Blueberry Strudels

Yield: 4 servings.


  • 3 cups fresh or frozen (not thawed) blueberries
  • 1/4 cup granulated sugar, plus extra for sprinkling on strudels
  • 2 tablespoons cornstarch
  • pinch of salt
  • 12 (9- by 14-inch) phyllo sheets, thawed if frozen
  • 5 tablespoons unsalted butter, melted


  1. In a 4 quart heavy saucepan over moderate heat bring blueberries, 1/4 cup sugar, cornstarch  and a pinch of salt to a boil, stirring occasionally, then simmer 3 to 4 minutes.  Transfer to a medium bowl and let cool completely. Cover stack of phyllo sheets with a piece of plastic wrap and a damp paper towel.
  2. Preheat oven to 400°F.
  3. Arrange 1 piece of phyllo on work surface with a short side nearest you (keep remaining sheets covered) and brush with some butter. Top with 2 more phyllo pieces, brushing each sheet with butter.
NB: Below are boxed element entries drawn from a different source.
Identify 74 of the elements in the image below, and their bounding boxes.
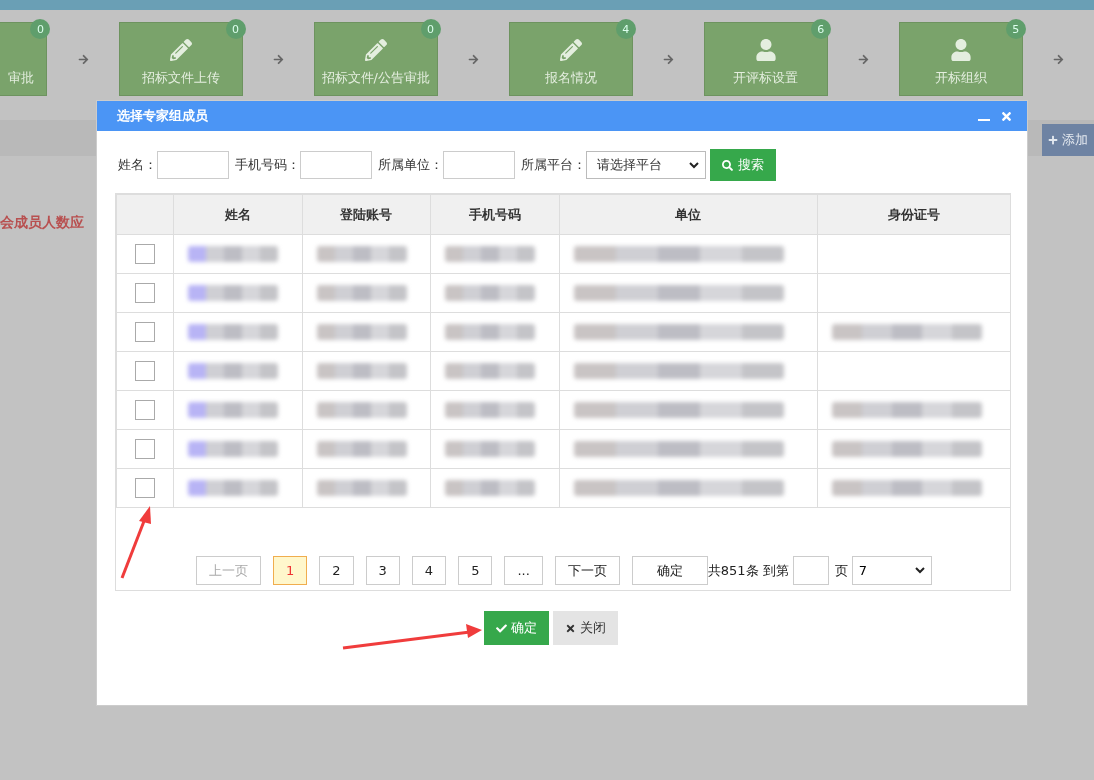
- workflow-step[interactable]: 招标文件上传 0: [118, 22, 243, 96]
- dialog-title: 选择专家组成员: [117, 107, 208, 125]
- filter-label: 所属单位：: [378, 156, 443, 174]
- column-header: 手机号码: [430, 194, 560, 235]
- input-field[interactable]: [157, 151, 229, 179]
- close-button[interactable]: 关闭: [553, 611, 618, 645]
- filter-label: 姓名：: [118, 156, 157, 174]
- user-icon: [949, 39, 972, 61]
- pencil-icon: [559, 39, 582, 61]
- page-label: 页: [834, 561, 848, 580]
- confirm-button[interactable]: 确定: [484, 611, 549, 645]
- count-badge: 5: [1005, 19, 1026, 39]
- input-field[interactable]: [443, 151, 515, 179]
- column-header: 姓名: [173, 194, 302, 235]
- workflow-step[interactable]: 审批 0: [0, 22, 48, 96]
- count-badge: 0: [420, 19, 441, 39]
- search-button[interactable]: 搜索: [710, 149, 776, 181]
- step-label: 招标文件上传: [141, 69, 220, 87]
- plus-icon: [1048, 135, 1058, 145]
- check-icon: [496, 622, 507, 634]
- chevron-icon: [689, 161, 699, 169]
- filter-label: 所属平台：: [521, 156, 586, 174]
- count-badge: 0: [225, 19, 246, 39]
- arrow-icon: [857, 53, 869, 65]
- workflow-step[interactable]: 报名情况 4: [508, 22, 633, 96]
- close-icon[interactable]: [1000, 109, 1013, 123]
- row-checkbox[interactable]: [135, 478, 155, 498]
- page-button[interactable]: ...: [504, 556, 543, 585]
- go-button[interactable]: 确定: [631, 556, 708, 585]
- add-button[interactable]: 添加: [1042, 124, 1094, 156]
- page-button[interactable]: 2: [319, 556, 354, 585]
- arrow-icon: [467, 53, 479, 65]
- warning-text: 会成员人数应: [0, 214, 84, 232]
- row-checkbox[interactable]: [135, 361, 155, 381]
- page-button[interactable]: 4: [411, 556, 447, 585]
- workflow-step[interactable]: 开标组织 5: [898, 22, 1023, 96]
- page-button[interactable]: 3: [365, 556, 400, 585]
- row-checkbox[interactable]: [135, 244, 155, 264]
- user-icon: [754, 39, 777, 61]
- workflow-step[interactable]: 开评标设置 6: [703, 22, 828, 96]
- step-label: 报名情况: [544, 69, 597, 87]
- step-label: 开评标设置: [733, 69, 799, 87]
- column-header: 登陆账号: [302, 194, 431, 235]
- row-checkbox[interactable]: [135, 400, 155, 420]
- count-badge: 0: [30, 19, 51, 39]
- column-header: 单位: [559, 194, 818, 235]
- arrow-icon: [1052, 53, 1064, 65]
- pencil-icon: [364, 39, 387, 61]
- count-badge: 4: [615, 19, 636, 39]
- page-size-select[interactable]: 7: [851, 556, 932, 585]
- workflow-step[interactable]: 招标文件/公告审批 0: [313, 22, 438, 96]
- close-icon: [565, 622, 576, 634]
- search-icon: [722, 159, 733, 171]
- step-label: 招标文件/公告审批: [321, 69, 430, 87]
- input-field[interactable]: [300, 151, 372, 179]
- page-button[interactable]: 5: [458, 556, 493, 585]
- arrow-icon: [272, 53, 284, 65]
- next-page-button[interactable]: 下一页: [554, 556, 620, 585]
- row-checkbox[interactable]: [135, 283, 155, 303]
- step-label: 审批: [7, 69, 34, 87]
- platform-select[interactable]: 请选择平台: [586, 151, 706, 179]
- count-badge: 6: [810, 19, 831, 39]
- pencil-icon: [169, 39, 192, 61]
- arrow-icon: [662, 53, 674, 65]
- arrow-icon: [77, 53, 89, 65]
- page-input[interactable]: [792, 556, 829, 585]
- column-header: 身份证号: [817, 194, 1011, 235]
- chevron-icon: [914, 567, 925, 574]
- page-button[interactable]: 1: [273, 556, 308, 585]
- total-text: 共851条 到第: [707, 561, 789, 580]
- step-label: 开标组织: [934, 69, 987, 87]
- row-checkbox[interactable]: [135, 439, 155, 459]
- filter-label: 手机号码：: [235, 156, 300, 174]
- row-checkbox[interactable]: [135, 322, 155, 342]
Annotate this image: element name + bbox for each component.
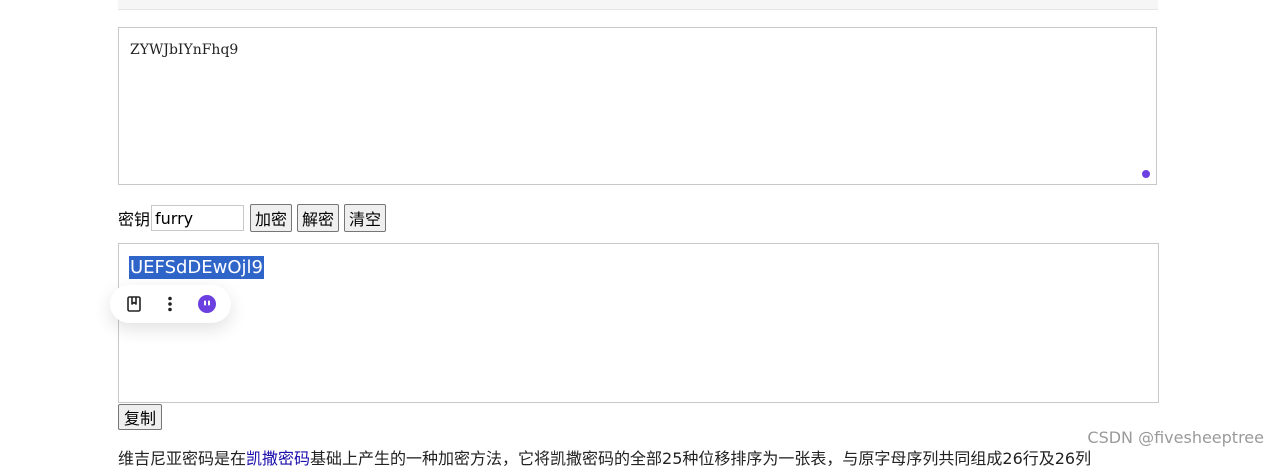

Place a heaping 1/4 cup blueberry mixture over lower third of buttered phyllo, leaving a 2-inch border along bottom and sides. Fold bottom edge of phyllo up over blueberry mixture and fold in sides to enclose filling completely, then roll up phyllo to form a strudel, about 4 by 2 inches. Transfer, seam side down, to a buttered baking sheet. Brush top with some butter, sprinkle with sugar. Using a paring knife, cut 2 vents across top of strudel. Repeat with remaining ingredients.
  4. Bake in oven until golden brown and crisp, 15 to 20 minutes. Transfer to a rack and cool 20 minutes. Serve immediately.